Chaucer also introduces a poetic twist that is nowhere implied in Ovid’s tale, but is based on an illustration from the Roman de la Rose (Chaucer 871).  While Ovid’s raven is free to fly to Apollo to report the infidelity of Coronis, Chaucer places his crow in a cage.  He then uses the image of a bird in a gilded cage as the first of a series of images with which he equates Coronis (MT 63-74).
 

Although it is a simple matter to trace the sources of The Manciple’s Tale, the tale stands within a complex intertextual space.
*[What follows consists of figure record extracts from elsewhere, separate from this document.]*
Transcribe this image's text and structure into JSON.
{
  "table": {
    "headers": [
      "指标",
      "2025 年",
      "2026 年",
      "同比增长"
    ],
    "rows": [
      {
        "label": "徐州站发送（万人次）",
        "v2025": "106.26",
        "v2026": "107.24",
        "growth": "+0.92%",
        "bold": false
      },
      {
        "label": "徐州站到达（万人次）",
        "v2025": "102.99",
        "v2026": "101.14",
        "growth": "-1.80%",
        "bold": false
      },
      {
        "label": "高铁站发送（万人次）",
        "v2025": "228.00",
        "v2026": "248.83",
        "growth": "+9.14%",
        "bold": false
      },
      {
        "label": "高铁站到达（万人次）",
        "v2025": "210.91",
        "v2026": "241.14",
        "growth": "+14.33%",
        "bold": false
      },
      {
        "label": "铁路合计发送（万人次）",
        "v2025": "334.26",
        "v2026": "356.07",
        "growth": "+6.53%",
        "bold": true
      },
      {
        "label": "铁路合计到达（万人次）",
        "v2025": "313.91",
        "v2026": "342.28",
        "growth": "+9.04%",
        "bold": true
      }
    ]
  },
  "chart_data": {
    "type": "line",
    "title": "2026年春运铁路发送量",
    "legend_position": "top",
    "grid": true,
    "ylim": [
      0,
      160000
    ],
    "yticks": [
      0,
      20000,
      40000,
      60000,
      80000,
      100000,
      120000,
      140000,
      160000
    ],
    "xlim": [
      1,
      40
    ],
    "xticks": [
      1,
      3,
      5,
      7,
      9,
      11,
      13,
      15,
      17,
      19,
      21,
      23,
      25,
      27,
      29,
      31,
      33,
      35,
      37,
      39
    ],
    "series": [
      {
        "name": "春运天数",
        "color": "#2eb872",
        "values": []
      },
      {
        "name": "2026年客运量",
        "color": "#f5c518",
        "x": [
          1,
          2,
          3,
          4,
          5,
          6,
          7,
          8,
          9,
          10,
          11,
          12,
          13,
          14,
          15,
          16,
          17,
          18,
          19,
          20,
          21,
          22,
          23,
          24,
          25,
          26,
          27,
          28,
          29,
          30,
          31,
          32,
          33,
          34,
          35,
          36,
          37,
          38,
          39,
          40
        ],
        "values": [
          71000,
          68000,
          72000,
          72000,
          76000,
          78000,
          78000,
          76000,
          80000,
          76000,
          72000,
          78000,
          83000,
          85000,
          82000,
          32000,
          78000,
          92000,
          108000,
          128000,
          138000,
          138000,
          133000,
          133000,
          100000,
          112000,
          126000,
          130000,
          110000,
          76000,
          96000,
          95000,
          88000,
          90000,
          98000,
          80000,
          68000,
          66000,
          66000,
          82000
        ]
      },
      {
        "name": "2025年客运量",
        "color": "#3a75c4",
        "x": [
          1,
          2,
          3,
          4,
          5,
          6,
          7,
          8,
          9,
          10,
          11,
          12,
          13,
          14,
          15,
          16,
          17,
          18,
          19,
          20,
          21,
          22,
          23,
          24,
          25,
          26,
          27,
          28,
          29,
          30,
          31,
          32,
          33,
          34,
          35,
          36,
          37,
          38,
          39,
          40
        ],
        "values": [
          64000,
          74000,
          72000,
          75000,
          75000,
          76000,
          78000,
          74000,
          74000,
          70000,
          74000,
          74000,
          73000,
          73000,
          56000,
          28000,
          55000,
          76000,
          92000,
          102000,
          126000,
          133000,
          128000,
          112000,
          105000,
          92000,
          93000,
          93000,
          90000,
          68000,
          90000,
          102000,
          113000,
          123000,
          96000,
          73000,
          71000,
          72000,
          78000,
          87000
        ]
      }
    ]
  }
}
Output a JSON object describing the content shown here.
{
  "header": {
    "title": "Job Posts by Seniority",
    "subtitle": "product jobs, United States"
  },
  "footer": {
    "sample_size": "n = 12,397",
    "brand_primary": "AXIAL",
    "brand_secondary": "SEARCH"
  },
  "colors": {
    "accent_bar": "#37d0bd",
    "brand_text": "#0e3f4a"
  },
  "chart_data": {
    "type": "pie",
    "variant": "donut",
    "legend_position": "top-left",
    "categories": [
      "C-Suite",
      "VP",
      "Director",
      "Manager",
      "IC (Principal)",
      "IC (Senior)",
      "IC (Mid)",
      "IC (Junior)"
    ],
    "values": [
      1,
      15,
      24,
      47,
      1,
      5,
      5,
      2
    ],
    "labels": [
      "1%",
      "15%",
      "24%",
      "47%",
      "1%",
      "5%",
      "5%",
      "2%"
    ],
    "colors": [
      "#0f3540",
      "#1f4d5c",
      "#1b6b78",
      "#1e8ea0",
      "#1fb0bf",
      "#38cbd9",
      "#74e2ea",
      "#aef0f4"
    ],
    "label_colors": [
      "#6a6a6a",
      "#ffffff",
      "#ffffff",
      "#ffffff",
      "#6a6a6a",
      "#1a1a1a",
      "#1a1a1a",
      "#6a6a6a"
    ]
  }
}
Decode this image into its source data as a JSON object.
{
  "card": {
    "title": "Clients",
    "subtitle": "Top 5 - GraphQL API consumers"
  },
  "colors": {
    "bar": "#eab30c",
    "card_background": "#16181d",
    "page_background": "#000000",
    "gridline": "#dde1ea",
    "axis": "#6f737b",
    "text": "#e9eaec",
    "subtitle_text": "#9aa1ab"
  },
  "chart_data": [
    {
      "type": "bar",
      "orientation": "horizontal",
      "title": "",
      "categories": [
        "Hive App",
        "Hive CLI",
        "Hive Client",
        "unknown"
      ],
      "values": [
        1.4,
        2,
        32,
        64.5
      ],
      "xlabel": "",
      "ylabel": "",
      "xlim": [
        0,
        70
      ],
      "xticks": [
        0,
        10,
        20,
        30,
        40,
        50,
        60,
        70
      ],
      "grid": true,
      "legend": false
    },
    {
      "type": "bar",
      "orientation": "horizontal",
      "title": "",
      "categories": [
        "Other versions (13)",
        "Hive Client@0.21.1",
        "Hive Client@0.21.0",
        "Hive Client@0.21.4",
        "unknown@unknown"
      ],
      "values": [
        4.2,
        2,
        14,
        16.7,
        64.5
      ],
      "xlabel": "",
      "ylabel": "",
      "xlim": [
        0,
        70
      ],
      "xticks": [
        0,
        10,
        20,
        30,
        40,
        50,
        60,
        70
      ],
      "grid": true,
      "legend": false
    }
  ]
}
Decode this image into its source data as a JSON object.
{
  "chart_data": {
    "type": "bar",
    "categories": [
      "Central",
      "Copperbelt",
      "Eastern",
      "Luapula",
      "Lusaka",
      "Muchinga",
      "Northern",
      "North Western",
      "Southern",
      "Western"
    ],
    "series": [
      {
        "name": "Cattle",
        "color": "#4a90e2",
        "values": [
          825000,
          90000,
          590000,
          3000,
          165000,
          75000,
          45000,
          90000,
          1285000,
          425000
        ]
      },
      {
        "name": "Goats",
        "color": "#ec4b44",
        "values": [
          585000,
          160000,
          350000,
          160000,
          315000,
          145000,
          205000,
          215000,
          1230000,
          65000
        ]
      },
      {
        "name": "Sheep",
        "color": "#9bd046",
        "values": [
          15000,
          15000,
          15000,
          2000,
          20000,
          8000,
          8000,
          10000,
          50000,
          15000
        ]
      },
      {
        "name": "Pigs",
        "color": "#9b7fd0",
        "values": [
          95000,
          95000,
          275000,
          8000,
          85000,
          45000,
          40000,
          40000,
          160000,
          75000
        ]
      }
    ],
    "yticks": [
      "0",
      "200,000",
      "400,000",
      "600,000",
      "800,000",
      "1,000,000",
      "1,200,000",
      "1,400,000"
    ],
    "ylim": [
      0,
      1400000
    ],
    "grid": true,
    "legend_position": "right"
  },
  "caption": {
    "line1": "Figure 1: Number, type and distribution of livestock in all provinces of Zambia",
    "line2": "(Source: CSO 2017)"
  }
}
In the The Manciple’s Tale Chaucer has not simply translated Ovid, nor is the Tale only an embellished version of the folk tale crow story with original material and material from other sources, but the finished product in the  context in which Chaucer has placed it derives its ultimate meaning from its participation in the ‘discursive space of the culture’ (Culler 103).  However, according to Julia Kristeva, who is credited with having formulated the notion of intertextuality:  ‘a situation in which one can track down sources with such precision cannot serve as the paradigm for a description of intertextuality’ (Culler 105).
 

For Kristeva, the one-to-one relationship between Ovid’s poem and Chaucer’s adaptation would tend to obscure the meaning of the second work in terms of its ‘general discursive space.’  Harold Bloom on the other hand defines intertextuality as the ‘struggle between a sublime poet and his dominant predecessor’ (Culler 108).  For Bloom, the meaning of The Manciple’s Tale lies in the relationship of Chaucer, as poet, to Ovid as poet.  However, if Chaucer’s purpose is to illustrate variations on the theme of connubial bliss, then he may simply have appropriated the raw structural material of the classical original, and, by manipulating its elements, omitting some, such as the raven and the unborn child of Coronis, and introducing others, have separated it altogether from all but the most superficial connection to Ovid.
 

In the latter sense, The Manciple’s Tale falls into the category of the pelican episode in Lautreamont’s Maldoror cited by Laurent Jenny (Culler 104) as an exception to the principle of meaning as intertextuality.  Lautremont retains Musset’s imagery while throroughly transforming his symbolic meaning.  The adaptability of the source material to Lautremont’s theme is coincidental and independent of Musset’s context.  In this sense, The Manciple’s Tale is even less definable in terms of Chaucer’s artistic struggle with his greatest predecessor, in that the material is itself not original to Ovid, but of classical folklore and mythology.
 

If I were to write an article about an item in a newspaper, my relationship to the reporter who submitted it would not be of the type that Harold Bloom describes, but rather coincidental, unless, perhaps, the style of reporting rather than the events reported were what attracted my attention to it.  Even the morals that Chaucer adapts to The Manciple’s Tale are not original to Ovid, but existed for centuries of oral tradition.  On the other hand, although Chaucer has shifted its emphasis to suit his theme, he has retained far more than the superficial details of Ovid’s original, he has also retained a great deal of his great predecessor’s romantic vision.  The fact that Caxton selected Chaucer’s work for his printing press contributed to he permanent establishment of Ovid and his classical archetypes in the canon of English learning and literature.
 
 
BIBLIOGRAPHY

Culler, Jonathan. The Pursuit of Signs. Ithica: Cornell U P, 1981.

Ovid. Metamorphoses. Baltimore: Penguin, 1955.

Robinson, F. N. ed.  The Complete Works of Geoffrey Chaucer. Boston: Houghton  Mifflin, 1933.

Shannon, Edgar Finley. Chaucer and the Roman Poets. Cambridge: Harvard U P, 1929.